Der Bericht, den White von sich gegeben hat, erzählt uns AJ Baime in seiner uninteressanten, unkritischen neuen Biografie „White Lies: The Double Life of Walter F. White and America’s Darkest Secret“, war anders. Der blonde und blauäugige Weiße, der 1893 in Atlanta in eine bürgerliche schwarze Familie hineingeboren wurde, wurde einer der mächtigsten schwarzen Männer in den Vereinigten Staaten. Auf die Frage, warum er sich entschieden habe, als Schwarzer zu leben, beschrieb White einen Moment während der Unruhen in Atlanta im Jahr 1906, als das Haus seiner Familie von einem weißen Mob umzingelt war. White erinnerte sich, dass sein Vater ihm eine Waffe gegeben und ihm gesagt hatte, er solle schießen, wenn jemand den Vorgarten betrat. „Nach dieser Nacht wusste ich, dass ich nie ein Weißer sein wollte“, schrieb White später. „Ich wusste, auf welcher Seite ich stand“

White begann 1917 bei der NAACP zu arbeiten und zog ein Jahr später nach New York.

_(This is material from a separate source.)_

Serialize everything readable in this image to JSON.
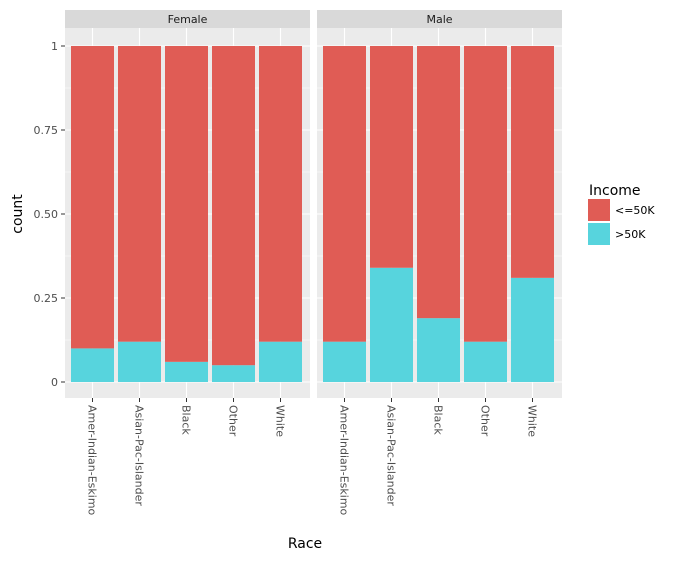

Die Zeit während und nach dem Ersten Weltkrieg war geprägt von erschreckender Massengewalt gegen Afroamerikaner. In East St. Louis, Chicago, Elaine, Ark., Tulsa und unzähligen anderen kleineren Städten ermordeten und verstümmelten weiße Mobs Hunderte von Männern, Frauen und Kindern nahezu ungestraft. Ihre Ziele waren Menschen, die die Jim Crow South auf der Suche nach Industriearbeitern während des Krieges verlassen hatten, oder die versuchten, Pächtergewerkschaften zu organisieren, oder einfach Anspruch auf Eigentum und öffentlichen Raum erhoben.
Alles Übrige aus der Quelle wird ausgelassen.